Thursday, June 27, 2013

Bird on a Wire

I am not fond of crows. These black scavengers are scruffy and mean-looking and insult the rest of the winged world with their ugliness. It seems in the past few years the crows around here have grown in size and in number. Or maybe it's just my distaste for them that's grown.

Earlier this week, Joshua came home from work to find me tired out from working in the yard. He brought out two cold beers and we sat on our patio enjoying the coolness that was coming along with a light summer rain. We heard the crows cawing loudly nearby. One solitary black bird, with feathers ruffled by rain, was sitting on the telephone wire calling to his friend, maybe his mate. One caw, then another would answer. We could see his beak opening as the harsh sound burst out. Hardly mellifluous. But then I could see another crow, almost hidden by tree branches, calling back and responding in kind. What are they talking about? Could it be that even these wretched birds have relationships? Could it be that even they need each other?

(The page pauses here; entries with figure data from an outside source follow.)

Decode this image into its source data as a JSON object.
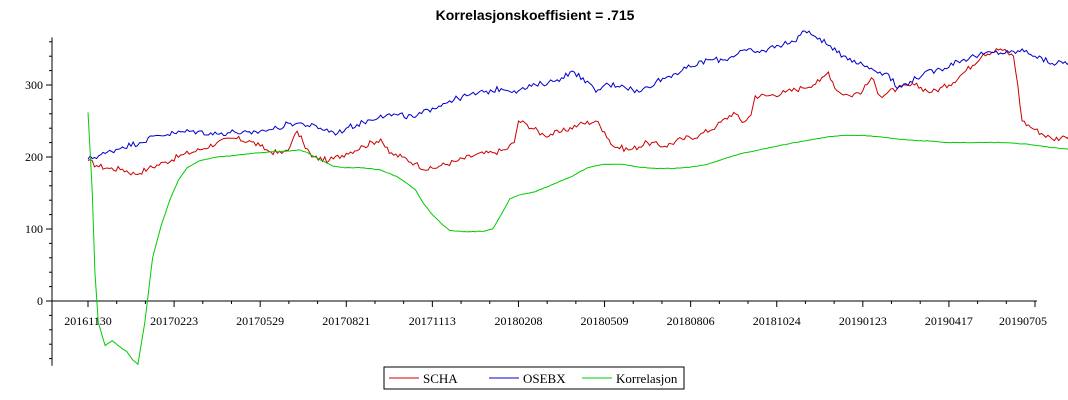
{
  "chart_data": {
    "type": "line",
    "title": "Korrelasjonskoeffisient =  .715",
    "xlabel": "",
    "ylabel": "",
    "ylim": [
      -90,
      380
    ],
    "y_ticks": [
      0,
      100,
      200,
      300
    ],
    "x_ticks": [
      "20161130",
      "20170223",
      "20170529",
      "20170821",
      "20171113",
      "20180208",
      "20180509",
      "20180806",
      "20181024",
      "20190123",
      "20190417",
      "20190705"
    ],
    "x_range": [
      0,
      11.5
    ],
    "grid": false,
    "legend_position": "bottom-center",
    "series": [
      {
        "name": "SCHA",
        "color": "#cc0000",
        "points": [
          [
            0.0,
            195
          ],
          [
            0.1,
            188
          ],
          [
            0.25,
            184
          ],
          [
            0.4,
            183
          ],
          [
            0.55,
            176
          ],
          [
            0.7,
            184
          ],
          [
            0.9,
            193
          ],
          [
            1.1,
            203
          ],
          [
            1.3,
            210
          ],
          [
            1.5,
            220
          ],
          [
            1.7,
            226
          ],
          [
            1.9,
            221
          ],
          [
            2.0,
            215
          ],
          [
            2.1,
            208
          ],
          [
            2.25,
            205
          ],
          [
            2.35,
            215
          ],
          [
            2.43,
            236
          ],
          [
            2.5,
            220
          ],
          [
            2.6,
            200
          ],
          [
            2.8,
            195
          ],
          [
            3.0,
            205
          ],
          [
            3.2,
            215
          ],
          [
            3.4,
            225
          ],
          [
            3.5,
            205
          ],
          [
            3.65,
            200
          ],
          [
            3.8,
            191
          ],
          [
            3.95,
            182
          ],
          [
            4.1,
            188
          ],
          [
            4.3,
            195
          ],
          [
            4.5,
            203
          ],
          [
            4.7,
            206
          ],
          [
            4.85,
            210
          ],
          [
            4.95,
            220
          ],
          [
            5.0,
            250
          ],
          [
            5.1,
            245
          ],
          [
            5.3,
            230
          ],
          [
            5.5,
            235
          ],
          [
            5.7,
            245
          ],
          [
            5.9,
            250
          ],
          [
            6.0,
            235
          ],
          [
            6.1,
            215
          ],
          [
            6.3,
            210
          ],
          [
            6.5,
            220
          ],
          [
            6.7,
            215
          ],
          [
            6.9,
            225
          ],
          [
            7.1,
            230
          ],
          [
            7.3,
            243
          ],
          [
            7.5,
            262
          ],
          [
            7.6,
            248
          ],
          [
            7.7,
            258
          ],
          [
            7.75,
            285
          ],
          [
            7.9,
            285
          ],
          [
            8.1,
            290
          ],
          [
            8.3,
            296
          ],
          [
            8.5,
            305
          ],
          [
            8.6,
            318
          ],
          [
            8.7,
            292
          ],
          [
            8.85,
            285
          ],
          [
            9.0,
            292
          ],
          [
            9.1,
            310
          ],
          [
            9.2,
            285
          ],
          [
            9.4,
            295
          ],
          [
            9.6,
            300
          ],
          [
            9.8,
            290
          ],
          [
            10.0,
            300
          ],
          [
            10.2,
            320
          ],
          [
            10.4,
            343
          ],
          [
            10.6,
            350
          ],
          [
            10.75,
            340
          ],
          [
            10.8,
            300
          ],
          [
            10.85,
            250
          ],
          [
            11.0,
            238
          ],
          [
            11.2,
            225
          ],
          [
            11.35,
            228
          ],
          [
            11.5,
            238
          ]
        ]
      },
      {
        "name": "OSEBX",
        "color": "#0000cc",
        "points": [
          [
            0.0,
            197
          ],
          [
            0.2,
            205
          ],
          [
            0.4,
            214
          ],
          [
            0.6,
            220
          ],
          [
            0.8,
            230
          ],
          [
            1.0,
            233
          ],
          [
            1.2,
            236
          ],
          [
            1.5,
            232
          ],
          [
            1.7,
            235
          ],
          [
            1.9,
            232
          ],
          [
            2.0,
            236
          ],
          [
            2.2,
            240
          ],
          [
            2.35,
            247
          ],
          [
            2.5,
            246
          ],
          [
            2.7,
            240
          ],
          [
            2.9,
            233
          ],
          [
            3.0,
            240
          ],
          [
            3.2,
            248
          ],
          [
            3.4,
            258
          ],
          [
            3.6,
            258
          ],
          [
            3.8,
            255
          ],
          [
            4.0,
            268
          ],
          [
            4.2,
            278
          ],
          [
            4.4,
            285
          ],
          [
            4.6,
            290
          ],
          [
            4.8,
            295
          ],
          [
            5.0,
            292
          ],
          [
            5.2,
            300
          ],
          [
            5.4,
            305
          ],
          [
            5.5,
            310
          ],
          [
            5.6,
            318
          ],
          [
            5.75,
            310
          ],
          [
            5.9,
            290
          ],
          [
            6.0,
            300
          ],
          [
            6.2,
            300
          ],
          [
            6.4,
            290
          ],
          [
            6.6,
            305
          ],
          [
            6.8,
            315
          ],
          [
            7.0,
            325
          ],
          [
            7.2,
            335
          ],
          [
            7.4,
            335
          ],
          [
            7.6,
            348
          ],
          [
            7.8,
            345
          ],
          [
            8.0,
            355
          ],
          [
            8.2,
            360
          ],
          [
            8.3,
            375
          ],
          [
            8.4,
            370
          ],
          [
            8.5,
            365
          ],
          [
            8.6,
            355
          ],
          [
            8.7,
            345
          ],
          [
            8.8,
            340
          ],
          [
            9.0,
            328
          ],
          [
            9.2,
            318
          ],
          [
            9.3,
            315
          ],
          [
            9.4,
            295
          ],
          [
            9.55,
            305
          ],
          [
            9.7,
            315
          ],
          [
            9.9,
            322
          ],
          [
            10.1,
            333
          ],
          [
            10.3,
            340
          ],
          [
            10.5,
            345
          ],
          [
            10.7,
            345
          ],
          [
            10.9,
            348
          ],
          [
            11.0,
            340
          ],
          [
            11.2,
            330
          ],
          [
            11.4,
            332
          ],
          [
            11.5,
            343
          ]
        ]
      },
      {
        "name": "Korrelasjon",
        "color": "#00cc00",
        "points": [
          [
            0.0,
            262
          ],
          [
            0.05,
            150
          ],
          [
            0.08,
            40
          ],
          [
            0.12,
            -30
          ],
          [
            0.2,
            -62
          ],
          [
            0.28,
            -55
          ],
          [
            0.35,
            -62
          ],
          [
            0.45,
            -70
          ],
          [
            0.52,
            -82
          ],
          [
            0.58,
            -88
          ],
          [
            0.66,
            -30
          ],
          [
            0.75,
            60
          ],
          [
            0.85,
            105
          ],
          [
            0.95,
            140
          ],
          [
            1.05,
            168
          ],
          [
            1.15,
            185
          ],
          [
            1.3,
            195
          ],
          [
            1.5,
            200
          ],
          [
            1.7,
            202
          ],
          [
            1.9,
            205
          ],
          [
            2.1,
            207
          ],
          [
            2.3,
            208
          ],
          [
            2.45,
            210
          ],
          [
            2.55,
            206
          ],
          [
            2.7,
            196
          ],
          [
            2.85,
            187
          ],
          [
            3.0,
            185
          ],
          [
            3.2,
            185
          ],
          [
            3.4,
            182
          ],
          [
            3.6,
            172
          ],
          [
            3.8,
            155
          ],
          [
            3.9,
            135
          ],
          [
            4.0,
            120
          ],
          [
            4.1,
            108
          ],
          [
            4.2,
            98
          ],
          [
            4.4,
            96
          ],
          [
            4.6,
            97
          ],
          [
            4.7,
            100
          ],
          [
            4.8,
            120
          ],
          [
            4.9,
            142
          ],
          [
            5.0,
            147
          ],
          [
            5.2,
            152
          ],
          [
            5.4,
            162
          ],
          [
            5.6,
            172
          ],
          [
            5.8,
            185
          ],
          [
            6.0,
            190
          ],
          [
            6.2,
            190
          ],
          [
            6.4,
            186
          ],
          [
            6.6,
            184
          ],
          [
            6.8,
            184
          ],
          [
            7.0,
            186
          ],
          [
            7.2,
            190
          ],
          [
            7.4,
            198
          ],
          [
            7.6,
            205
          ],
          [
            7.8,
            210
          ],
          [
            8.0,
            215
          ],
          [
            8.2,
            220
          ],
          [
            8.4,
            224
          ],
          [
            8.6,
            228
          ],
          [
            8.8,
            230
          ],
          [
            9.0,
            230
          ],
          [
            9.2,
            228
          ],
          [
            9.4,
            225
          ],
          [
            9.6,
            223
          ],
          [
            9.8,
            222
          ],
          [
            10.0,
            220
          ],
          [
            10.3,
            220
          ],
          [
            10.6,
            220
          ],
          [
            10.9,
            218
          ],
          [
            11.2,
            213
          ],
          [
            11.5,
            210
          ]
        ]
      }
    ]
  }
}
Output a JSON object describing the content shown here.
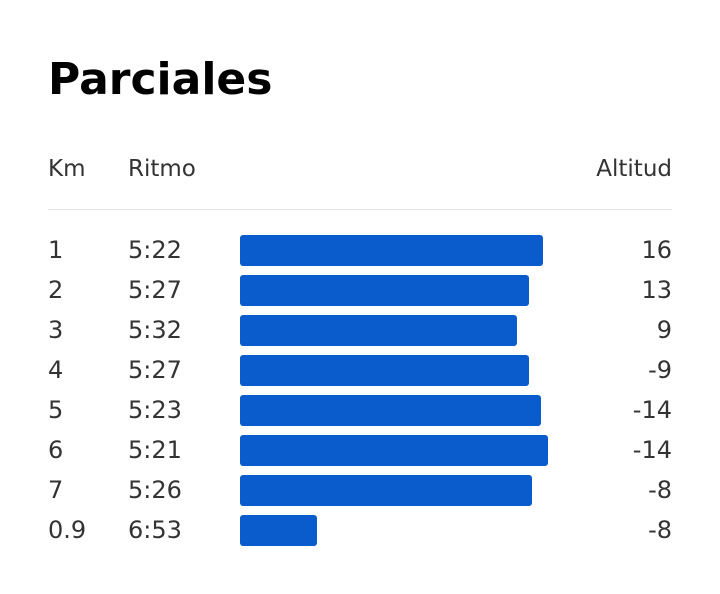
{
  "title": "Parciales",
  "columns": {
    "km": "Km",
    "pace": "Ritmo",
    "altitude": "Altitud"
  },
  "colors": {
    "bar": "#0a5ccc"
  },
  "splits": [
    {
      "km": "1",
      "pace": "5:22",
      "altitude": "16"
    },
    {
      "km": "2",
      "pace": "5:27",
      "altitude": "13"
    },
    {
      "km": "3",
      "pace": "5:32",
      "altitude": "9"
    },
    {
      "km": "4",
      "pace": "5:27",
      "altitude": "-9"
    },
    {
      "km": "5",
      "pace": "5:23",
      "altitude": "-14"
    },
    {
      "km": "6",
      "pace": "5:21",
      "altitude": "-14"
    },
    {
      "km": "7",
      "pace": "5:26",
      "altitude": "-8"
    },
    {
      "km": "0.9",
      "pace": "6:53",
      "altitude": "-8"
    }
  ],
  "bar_fraction": [
    0.985,
    0.937,
    0.898,
    0.937,
    0.976,
    1.0,
    0.947,
    0.25
  ]
}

It's raining again today. I don't mind it. I needed the refreshment as much as the dirt and plants did. I hear from my window another cawing. But no answer. There it is again. I find my heart tugging at my mind. Is that the same bedraggled bird I saw the other day? Why is there no answer? Is he lonely? Why do I even care?

But I do care. Maybe it's the kinship I feel with any creature that has the appearance of loneliness. Maybe it's me overreacting in my melancholy way to this gray day. Or maybe it's my heart telling me to stop. To listen. To listen to the voices I hear around me. To not be so taken with my own comfort, my own pain, my own life so that I don't even hear the people around me. And once I hear these cries, these caws, to feel them and respond. To try to heal the hurt in whatever small way I can.

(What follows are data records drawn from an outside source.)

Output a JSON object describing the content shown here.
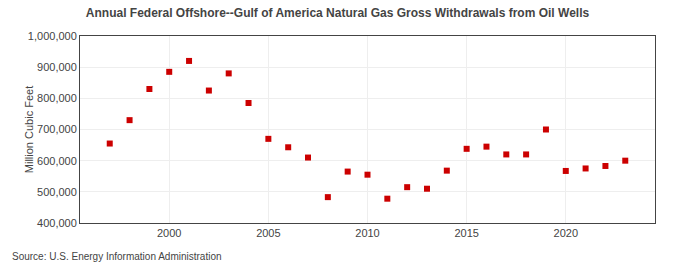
{
  "chart_data": {
    "type": "scatter",
    "title": "Annual Federal Offshore--Gulf of America Natural Gas Gross Withdrawals from Oil Wells",
    "ylabel": "Million Cubic Feet",
    "annotations": [
      "Source: U.S. Energy Information Administration"
    ],
    "x": [
      1997,
      1998,
      1999,
      2000,
      2001,
      2002,
      2003,
      2004,
      2005,
      2006,
      2007,
      2008,
      2009,
      2010,
      2011,
      2012,
      2013,
      2014,
      2015,
      2016,
      2017,
      2018,
      2019,
      2020,
      2021,
      2022,
      2023
    ],
    "values": [
      655000,
      730000,
      830000,
      885000,
      920000,
      825000,
      880000,
      785000,
      670000,
      643000,
      610000,
      483000,
      565000,
      555000,
      478000,
      515000,
      510000,
      568000,
      638000,
      645000,
      620000,
      620000,
      700000,
      567000,
      575000,
      583000,
      600000
    ],
    "color": "#cc0000",
    "marker": "square",
    "xlim": [
      1995.5,
      2024.5
    ],
    "xticks": [
      2000,
      2005,
      2010,
      2015,
      2020
    ],
    "ylim": [
      400000,
      1000000
    ],
    "yticks": [
      {
        "value": 400000,
        "label": "400,000"
      },
      {
        "value": 500000,
        "label": "500,000"
      },
      {
        "value": 600000,
        "label": "600,000"
      },
      {
        "value": 700000,
        "label": "700,000"
      },
      {
        "value": 800000,
        "label": "800,000"
      },
      {
        "value": 900000,
        "label": "900,000"
      },
      {
        "value": 1000000,
        "label": "1,000,000"
      }
    ],
    "grid": true
  }
}
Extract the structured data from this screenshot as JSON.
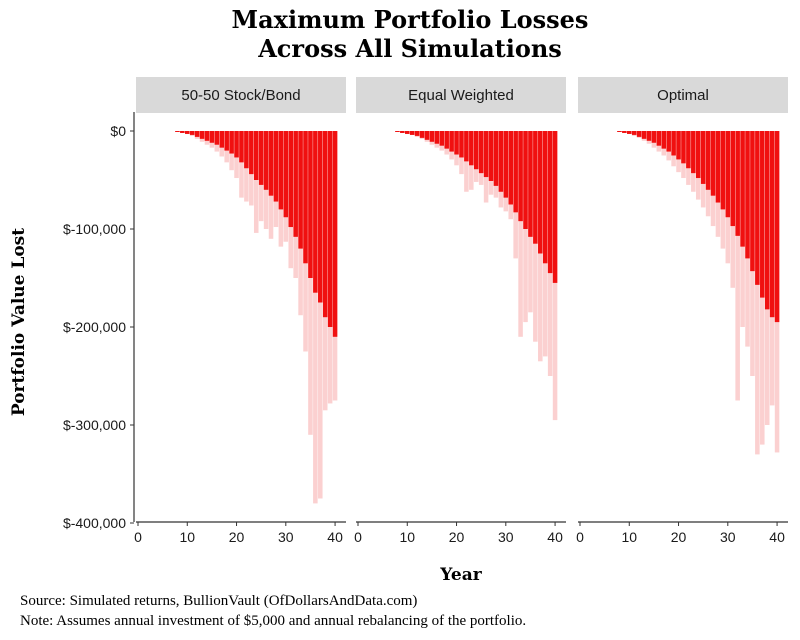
{
  "title_lines": [
    "Maximum Portfolio Losses",
    "Across All Simulations"
  ],
  "caption": {
    "source": "Source:  Simulated returns, BullionVault (OfDollarsAndData.com)",
    "note": "Note:  Assumes annual investment of $5,000 and annual rebalancing of the portfolio."
  },
  "colors": {
    "bar_dark": "#f01010",
    "bar_light": "#fbd0d0",
    "strip_bg": "#d9d9d9",
    "axis": "#333333"
  },
  "chart_data": {
    "type": "bar",
    "facets": [
      "50-50 Stock/Bond",
      "Equal Weighted",
      "Optimal"
    ],
    "xlabel": "Year",
    "ylabel": "Portfolio Value Lost",
    "xlim": [
      0,
      41
    ],
    "ylim": [
      -400000,
      0
    ],
    "x_ticks": [
      0,
      10,
      20,
      30,
      40
    ],
    "x_tick_labels": [
      "0",
      "10",
      "20",
      "30",
      "40"
    ],
    "y_ticks": [
      0,
      -100000,
      -200000,
      -300000,
      -400000
    ],
    "y_tick_labels": [
      "$0",
      "$-100,000",
      "$-200,000",
      "$-300,000",
      "$-400,000"
    ],
    "years": [
      7,
      8,
      9,
      10,
      11,
      12,
      13,
      14,
      15,
      16,
      17,
      18,
      19,
      20,
      21,
      22,
      23,
      24,
      25,
      26,
      27,
      28,
      29,
      30,
      31,
      32,
      33,
      34,
      35,
      36,
      37,
      38,
      39,
      40
    ],
    "series": [
      {
        "name": "50-50 Stock/Bond",
        "dense_loss": [
          0,
          -1000,
          -2000,
          -3000,
          -4000,
          -6000,
          -8000,
          -10000,
          -12000,
          -14000,
          -17000,
          -20000,
          -23000,
          -27000,
          -32000,
          -38000,
          -44000,
          -50000,
          -55000,
          -60000,
          -66000,
          -72000,
          -80000,
          -88000,
          -98000,
          -108000,
          -120000,
          -135000,
          -150000,
          -165000,
          -175000,
          -190000,
          -200000,
          -210000
        ],
        "max_loss": [
          0,
          -1000,
          -2000,
          -3000,
          -5000,
          -8000,
          -11000,
          -14000,
          -17000,
          -21000,
          -26000,
          -32000,
          -40000,
          -48000,
          -68000,
          -72000,
          -76000,
          -104000,
          -92000,
          -100000,
          -110000,
          -98000,
          -118000,
          -113000,
          -140000,
          -150000,
          -188000,
          -225000,
          -310000,
          -380000,
          -375000,
          -285000,
          -278000,
          -275000
        ]
      },
      {
        "name": "Equal Weighted",
        "dense_loss": [
          0,
          -1000,
          -2000,
          -3000,
          -4000,
          -5000,
          -7000,
          -9000,
          -11000,
          -13000,
          -15000,
          -18000,
          -21000,
          -24000,
          -27000,
          -31000,
          -35000,
          -39000,
          -43000,
          -47000,
          -51000,
          -56000,
          -62000,
          -68000,
          -75000,
          -83000,
          -92000,
          -100000,
          -108000,
          -115000,
          -125000,
          -135000,
          -145000,
          -155000
        ],
        "max_loss": [
          0,
          -1000,
          -2000,
          -3000,
          -4000,
          -6000,
          -8000,
          -11000,
          -14000,
          -17000,
          -20000,
          -24000,
          -29000,
          -35000,
          -44000,
          -62000,
          -60000,
          -52000,
          -55000,
          -73000,
          -65000,
          -68000,
          -78000,
          -82000,
          -90000,
          -130000,
          -210000,
          -195000,
          -185000,
          -215000,
          -235000,
          -230000,
          -250000,
          -295000
        ]
      },
      {
        "name": "Optimal",
        "dense_loss": [
          0,
          -1000,
          -2000,
          -3000,
          -4000,
          -6000,
          -8000,
          -10000,
          -12000,
          -15000,
          -18000,
          -21000,
          -25000,
          -29000,
          -33000,
          -38000,
          -43000,
          -48000,
          -54000,
          -60000,
          -66000,
          -73000,
          -80000,
          -88000,
          -97000,
          -107000,
          -118000,
          -130000,
          -143000,
          -157000,
          -170000,
          -182000,
          -190000,
          -195000
        ],
        "max_loss": [
          0,
          -1000,
          -2000,
          -3000,
          -5000,
          -7000,
          -10000,
          -13000,
          -17000,
          -21000,
          -25000,
          -30000,
          -36000,
          -42000,
          -48000,
          -55000,
          -62000,
          -70000,
          -78000,
          -87000,
          -97000,
          -108000,
          -120000,
          -135000,
          -160000,
          -275000,
          -200000,
          -220000,
          -250000,
          -330000,
          -320000,
          -300000,
          -280000,
          -328000
        ]
      }
    ]
  }
}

Did I really just liken these miserable birds to people? I suppose I did. But aren't we all wet, bedraggled creatures, sometimes without even a beautiful song to help us through, just hoping someone will answer us when we call? And if I'm just like that crow, sitting on the wire, can't I at least answer a fellow crow? And then we'll both know, we aren't alone. And wouldn't that make all the difference in the world?

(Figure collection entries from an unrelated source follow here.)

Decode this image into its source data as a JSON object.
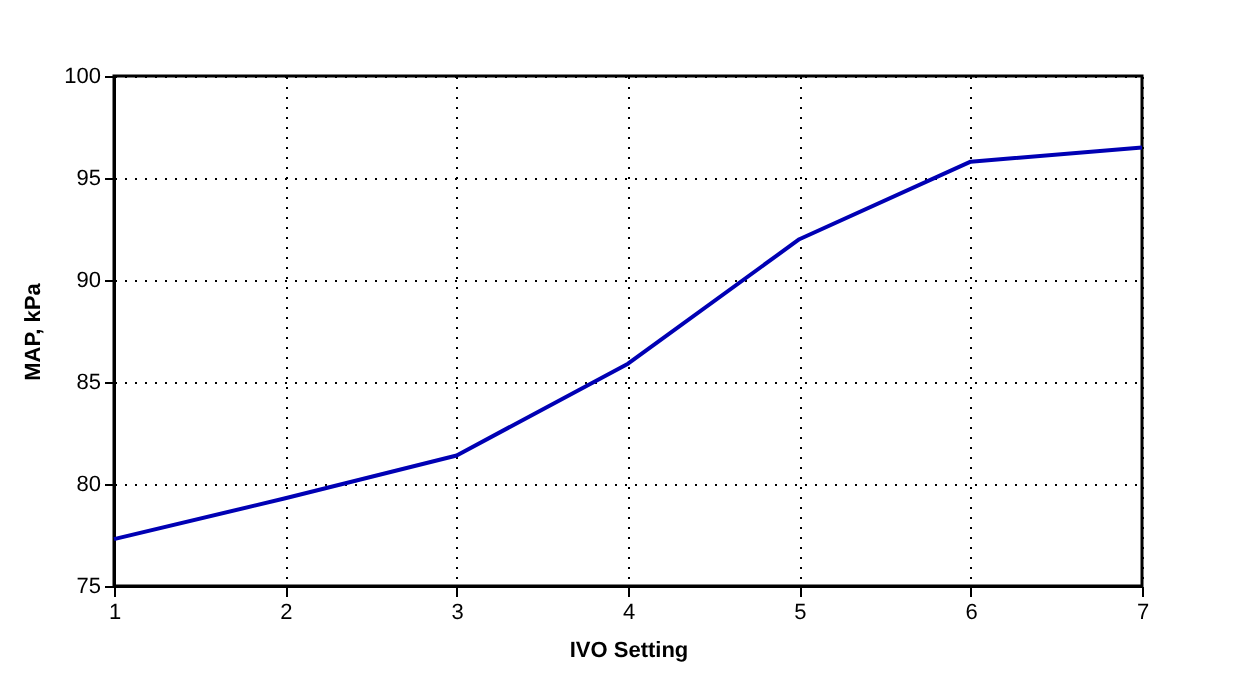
{
  "chart_data": {
    "type": "line",
    "xlabel": "IVO Setting",
    "ylabel": "MAP, kPa",
    "x": [
      1,
      2,
      3,
      4,
      5,
      6,
      7
    ],
    "series": [
      {
        "color": "#0000b4",
        "values": [
          77.3,
          79.3,
          81.4,
          85.9,
          92.0,
          95.8,
          96.5
        ]
      }
    ],
    "xlim": [
      1,
      7
    ],
    "xticks": [
      1,
      2,
      3,
      4,
      5,
      6,
      7
    ],
    "ylim": [
      75,
      100
    ],
    "yticks": [
      75,
      80,
      85,
      90,
      95,
      100
    ],
    "grid": true,
    "line_style": "solid",
    "marker": "none"
  }
}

Wouldn't that change the world?

1 comment:

  1. You have absolutely no idea how much this helped me, Mrs. Gardner. I had a lot of trouble being patient with some campers this week, and trying to make sure they were okay and having fun and all that stuff was quite taxing. The whole situation was really making me frustrated, and when I read this, it helped me. It reminded me that I'm an ugly crow, too. I remembered that I need to have grace, and that my being patient with my campers could change their lives, and they could change the world for the better. So, thank you for this insight and encouragement on life.